Reading this to my daughter last night, I was reminded of myself, and mothers in general, as we rush around with invisible check-lists each morning before school. I have lost count of the times I’ve said, ‘I wish you could hold some of this in your head like I do.’ Chance would be a fine thing.

Now that our eldest is in secondary school, you’d think that those things would be smoothly transferred on to him. But still, every morning, I’m checking he hasn’t forgotten anything. Of course, when I wasn’t there, he left his school shoes in school. When I’m not there, things get burnt to the bottom of saucepans, washing sits in a damp heap in the machine, notes aren’t retrieved from school-bags, lunch-boxes lie unfilled on the counter. Well, in my head that’s what would always happen.

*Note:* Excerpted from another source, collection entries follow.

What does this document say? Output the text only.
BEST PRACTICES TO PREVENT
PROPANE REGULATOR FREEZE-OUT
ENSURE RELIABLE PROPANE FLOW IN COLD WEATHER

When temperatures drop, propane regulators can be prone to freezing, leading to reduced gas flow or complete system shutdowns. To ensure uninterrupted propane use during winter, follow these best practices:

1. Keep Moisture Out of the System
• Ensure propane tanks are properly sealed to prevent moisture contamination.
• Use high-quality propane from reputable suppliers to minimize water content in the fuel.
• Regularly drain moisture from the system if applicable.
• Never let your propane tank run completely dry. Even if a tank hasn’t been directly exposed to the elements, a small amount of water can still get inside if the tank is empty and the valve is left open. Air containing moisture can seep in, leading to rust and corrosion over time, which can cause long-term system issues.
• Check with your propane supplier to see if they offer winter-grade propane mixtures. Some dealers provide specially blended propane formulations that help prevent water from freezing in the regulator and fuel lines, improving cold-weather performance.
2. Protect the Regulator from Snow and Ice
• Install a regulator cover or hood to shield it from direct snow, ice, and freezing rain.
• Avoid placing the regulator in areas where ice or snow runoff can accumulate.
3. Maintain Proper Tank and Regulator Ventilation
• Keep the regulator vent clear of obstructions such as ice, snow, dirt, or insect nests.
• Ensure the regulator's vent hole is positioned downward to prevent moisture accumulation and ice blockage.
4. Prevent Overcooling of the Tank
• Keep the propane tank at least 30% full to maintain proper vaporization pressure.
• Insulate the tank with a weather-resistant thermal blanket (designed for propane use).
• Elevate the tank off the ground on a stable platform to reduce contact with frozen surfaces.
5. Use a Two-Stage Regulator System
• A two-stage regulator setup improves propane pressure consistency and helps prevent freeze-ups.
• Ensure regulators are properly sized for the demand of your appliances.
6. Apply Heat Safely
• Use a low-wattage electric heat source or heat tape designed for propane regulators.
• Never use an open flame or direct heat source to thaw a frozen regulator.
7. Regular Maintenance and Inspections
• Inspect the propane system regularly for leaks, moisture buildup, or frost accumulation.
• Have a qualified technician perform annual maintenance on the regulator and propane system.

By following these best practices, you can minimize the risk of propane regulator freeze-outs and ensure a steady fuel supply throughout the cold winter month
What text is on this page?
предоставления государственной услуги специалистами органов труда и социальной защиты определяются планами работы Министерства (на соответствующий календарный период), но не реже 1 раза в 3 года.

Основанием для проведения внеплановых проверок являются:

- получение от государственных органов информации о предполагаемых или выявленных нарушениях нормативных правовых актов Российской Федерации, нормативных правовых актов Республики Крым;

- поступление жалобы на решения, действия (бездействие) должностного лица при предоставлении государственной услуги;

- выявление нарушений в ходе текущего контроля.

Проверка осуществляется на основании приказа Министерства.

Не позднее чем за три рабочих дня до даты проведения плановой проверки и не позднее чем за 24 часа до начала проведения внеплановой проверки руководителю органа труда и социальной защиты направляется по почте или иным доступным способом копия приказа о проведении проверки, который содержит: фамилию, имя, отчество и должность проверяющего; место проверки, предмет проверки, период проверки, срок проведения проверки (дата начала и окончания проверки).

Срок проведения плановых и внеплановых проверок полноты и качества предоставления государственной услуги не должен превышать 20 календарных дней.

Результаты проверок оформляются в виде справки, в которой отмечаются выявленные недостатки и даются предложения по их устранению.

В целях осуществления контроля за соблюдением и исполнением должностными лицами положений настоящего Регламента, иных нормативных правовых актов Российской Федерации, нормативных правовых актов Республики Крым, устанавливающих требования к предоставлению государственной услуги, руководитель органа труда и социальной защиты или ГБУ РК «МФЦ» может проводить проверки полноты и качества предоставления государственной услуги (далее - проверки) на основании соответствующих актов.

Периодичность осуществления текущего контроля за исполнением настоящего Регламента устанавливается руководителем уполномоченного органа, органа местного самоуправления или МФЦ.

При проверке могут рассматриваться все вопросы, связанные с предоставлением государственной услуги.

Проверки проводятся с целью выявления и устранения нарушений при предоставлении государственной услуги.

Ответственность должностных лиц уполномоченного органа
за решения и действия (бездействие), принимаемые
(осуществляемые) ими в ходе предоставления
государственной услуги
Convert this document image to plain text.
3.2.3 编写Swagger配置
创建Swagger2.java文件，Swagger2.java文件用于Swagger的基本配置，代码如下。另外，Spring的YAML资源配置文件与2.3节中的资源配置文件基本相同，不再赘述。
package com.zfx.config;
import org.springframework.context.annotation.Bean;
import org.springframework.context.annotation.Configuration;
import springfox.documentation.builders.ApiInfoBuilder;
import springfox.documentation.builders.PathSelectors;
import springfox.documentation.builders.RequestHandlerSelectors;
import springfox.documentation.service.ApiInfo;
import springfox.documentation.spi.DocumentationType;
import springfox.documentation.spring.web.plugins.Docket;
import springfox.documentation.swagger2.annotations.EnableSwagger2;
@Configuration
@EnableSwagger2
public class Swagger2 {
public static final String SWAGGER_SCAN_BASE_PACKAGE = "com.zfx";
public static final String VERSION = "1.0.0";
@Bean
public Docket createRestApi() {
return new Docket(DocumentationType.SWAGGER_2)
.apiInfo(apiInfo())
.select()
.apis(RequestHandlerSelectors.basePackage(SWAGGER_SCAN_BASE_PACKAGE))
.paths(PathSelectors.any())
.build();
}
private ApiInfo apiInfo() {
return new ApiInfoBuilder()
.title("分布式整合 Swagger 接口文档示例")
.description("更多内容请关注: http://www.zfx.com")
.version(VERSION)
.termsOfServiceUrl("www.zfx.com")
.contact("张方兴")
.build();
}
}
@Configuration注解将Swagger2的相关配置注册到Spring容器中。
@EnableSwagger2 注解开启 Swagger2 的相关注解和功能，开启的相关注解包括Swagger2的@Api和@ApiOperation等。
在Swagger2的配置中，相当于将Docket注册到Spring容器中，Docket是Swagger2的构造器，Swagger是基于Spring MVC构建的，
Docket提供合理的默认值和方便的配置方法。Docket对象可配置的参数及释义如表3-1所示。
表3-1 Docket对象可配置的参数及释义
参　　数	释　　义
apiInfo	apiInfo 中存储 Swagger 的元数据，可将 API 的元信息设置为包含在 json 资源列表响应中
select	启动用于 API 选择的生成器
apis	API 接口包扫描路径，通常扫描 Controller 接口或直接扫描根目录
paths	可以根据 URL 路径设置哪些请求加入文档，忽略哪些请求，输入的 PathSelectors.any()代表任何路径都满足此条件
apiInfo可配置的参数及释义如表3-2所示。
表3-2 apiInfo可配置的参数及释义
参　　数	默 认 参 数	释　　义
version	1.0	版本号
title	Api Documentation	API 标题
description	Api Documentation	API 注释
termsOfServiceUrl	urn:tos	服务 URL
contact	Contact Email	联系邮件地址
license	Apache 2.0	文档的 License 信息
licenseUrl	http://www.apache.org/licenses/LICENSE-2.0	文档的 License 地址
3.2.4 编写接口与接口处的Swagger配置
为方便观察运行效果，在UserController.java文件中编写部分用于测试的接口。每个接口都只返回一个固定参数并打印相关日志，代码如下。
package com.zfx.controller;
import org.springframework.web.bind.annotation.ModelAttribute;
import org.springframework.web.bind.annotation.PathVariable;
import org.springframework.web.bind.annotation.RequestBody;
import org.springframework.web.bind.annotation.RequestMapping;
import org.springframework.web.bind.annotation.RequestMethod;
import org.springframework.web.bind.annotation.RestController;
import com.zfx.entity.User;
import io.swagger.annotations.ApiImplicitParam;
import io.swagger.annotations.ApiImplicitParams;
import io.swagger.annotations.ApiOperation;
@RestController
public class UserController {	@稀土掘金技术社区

But what if it didn’t? What if I said nothing, did nothing, prompted nothing. Would everything still come together or would it all go wrong? (Of course, I’m only ever going to wonder about that and never put it to the test, controlling person as I am.)

My son is in fact quite organised, and if left to fend for himself, he just might pull it off. What has happened is that all my ‘four little heaps’ of over-preparation have taken the wherewithal away from everybody else. I might feel ready, but they’re not. Because I never give them the chance.

In the story, Badger points out to the flapping Rat that all they really need is a stick each. And he was right. As they all brandished their simple weapons, the weasels flee, shrieking.

Badger tells Toad,

‘Don’t pretend to be stupider than you are.’

Put a different way, don’t assume your children need you to do everything for them, because most times they will prove to be more capable than you might think.